In gioco ci sono anni di cultura giuridica. Difesa talvolta anche fino al sacrificio estremo da parte dell’avvocatura, ricorda la consigliera del Cnf Francesca Sorbi. «Il nostro ruolo non è giudicare le persone - aggiunge - ma garantire la migliore tutela tecnica, sia nel civile sia nel penale. Guai a chi confonde l’avvocato con il suo assistito, nel bene e nel male». E non bisogna nemmeno confondersi con il giudice: la prova si forma in tribunale, durante un giusto processo. «Su qualsiasi comportamento possono influire tantissimi elementi, quindi anche quando ci si trova di fronte al colpevole conclamato è necessario valutare tutte le circostanze che possono aver portato ad una certa azione», spiega. Rinunciare ad un mandato è, comunque, una scelta legittima. A meno che non si tratti di una difesa d’ufficio, quando si può decidere di rimettere il mandato solo in caso di incompatibilità, «negli altri casi si è sempre liberi di scegliere: siamo liberi professionisti. Ma bisogna sempre stare molto attenti: il rifiuto non deve essere inteso come un’anticipazione di giudizio, perché noi non siamo tenuti a dare quel giudizio».

Il principio da rivendicare, secondo il presidente dell’Unione delle Camere penali del Veneto, Federico Vianelli, è «elementare», ma troppo spesso messo in discussione: «Il diritto di difesa va riconosciuto a tutti, indistintamente, gli accusati di ogni reato, anche del più bieco e ripugnante. Questo è lo Stato di diritto ed iI diritto di difesa - scrivono in una nota -. Questa è la ragione della indispensabile presenza dell'avvocato nel processo, garanzia da riconoscere a tutti, senza alcuna distinzione».

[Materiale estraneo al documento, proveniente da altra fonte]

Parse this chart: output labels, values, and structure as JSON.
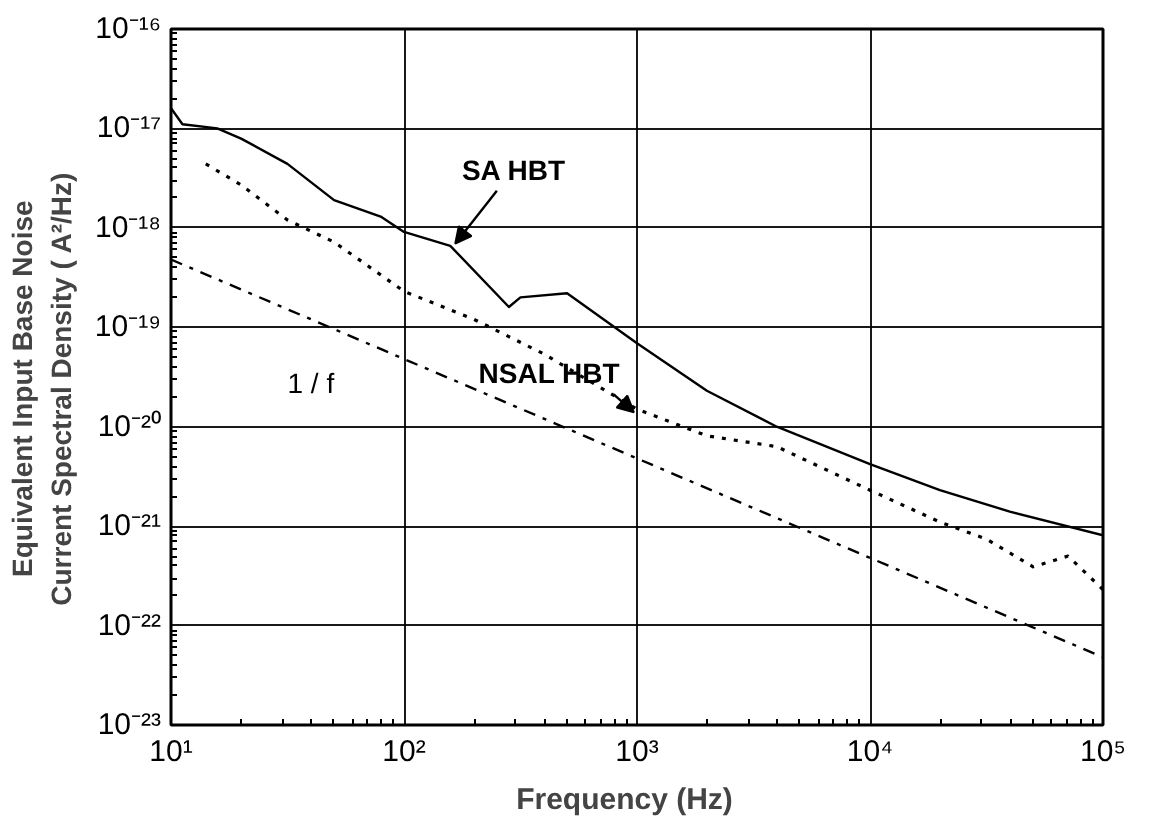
{
  "chart_data": {
    "type": "line",
    "xlabel": "Frequency    (Hz)",
    "ylabel": "Equivalent  Input  Base  Noise\nCurrent  Spectral  Density  ( A²/Hz)",
    "log": "xy",
    "grid": true,
    "marker": "none",
    "xlim": [
      10,
      100000
    ],
    "ylim": [
      1e-23,
      1e-16
    ],
    "xticks": [
      {
        "value": 10,
        "label": "10¹"
      },
      {
        "value": 100,
        "label": "10²"
      },
      {
        "value": 1000,
        "label": "10³"
      },
      {
        "value": 10000,
        "label": "10⁴"
      },
      {
        "value": 100000,
        "label": "10⁵"
      }
    ],
    "yticks": [
      {
        "value": 1e-23,
        "label": "10⁻²³"
      },
      {
        "value": 1e-22,
        "label": "10⁻²²"
      },
      {
        "value": 1e-21,
        "label": "10⁻²¹"
      },
      {
        "value": 1e-20,
        "label": "10⁻²⁰"
      },
      {
        "value": 1e-19,
        "label": "10⁻¹⁹"
      },
      {
        "value": 1e-18,
        "label": "10⁻¹⁸"
      },
      {
        "value": 1e-17,
        "label": "10⁻¹⁷"
      },
      {
        "value": 1e-16,
        "label": "10⁻¹⁶"
      }
    ],
    "series": [
      {
        "name": "SA HBT",
        "color": "#000000",
        "line_style": "solid",
        "x": [
          10,
          11.2,
          15.8,
          20,
          31.6,
          50.1,
          79.4,
          100,
          158,
          282,
          316,
          501,
          1000,
          1995,
          3981,
          10000,
          19953,
          39811,
          100000
        ],
        "values": [
          1.6e-17,
          1.1e-17,
          1e-17,
          7.9e-18,
          4.4e-18,
          1.9e-18,
          1.3e-18,
          9.1e-19,
          6.6e-19,
          1.6e-19,
          2e-19,
          2.2e-19,
          6.9e-20,
          2.3e-20,
          1e-20,
          4.2e-21,
          2.3e-21,
          1.4e-21,
          8.1e-22
        ]
      },
      {
        "name": "NSAL HBT",
        "color": "#000000",
        "line_style": "dotted",
        "x": [
          14.1,
          20,
          31.6,
          50.1,
          100,
          200,
          398,
          1000,
          1995,
          3981,
          10000,
          19953,
          31623,
          50119,
          70795,
          100000
        ],
        "values": [
          4.4e-18,
          2.7e-18,
          1.2e-18,
          7.2e-19,
          2.3e-19,
          1.2e-19,
          5.4e-20,
          1.5e-20,
          8.1e-21,
          6.3e-21,
          2.3e-21,
          1.1e-21,
          7.4e-22,
          3.9e-22,
          5e-22,
          2.3e-22
        ]
      },
      {
        "name": "1 / f",
        "color": "#000000",
        "line_style": "dashed",
        "x": [
          10,
          100000
        ],
        "values": [
          4.8e-19,
          4.8e-23
        ]
      }
    ]
  }
}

E il discorso, come sottolineato da Sorbi, vale anche per il civile. Perché, spiega Maurizio Bandera, componente del direttivo nazionale dell’Associazione italiana degli avvocati per la famiglia e i minori, potersi tutelare in un processo è sacrosanto, inviolabile e incoercibile. «È un argomento sul quale bisogna confrontarsi - sottolinea -. Sostenere la tesi che c’è gente che non merita di essere difesa o di scegliere chi ritiene più adeguato a sostenerlo è una deriva pericolosa. Ma un avvocato che non è pienamente convinto di poter offrire una difesa efficace fa bene a rinunciare, perché altrimenti fa male a tutti, compresa la collettività, che vede nel processo un’occasione affinché venga affermato un principio di giustizia ma anche di autorità dello Stato. Arrivare in quel contesto con un’indecisione di fondo rischia di essere pericoloso».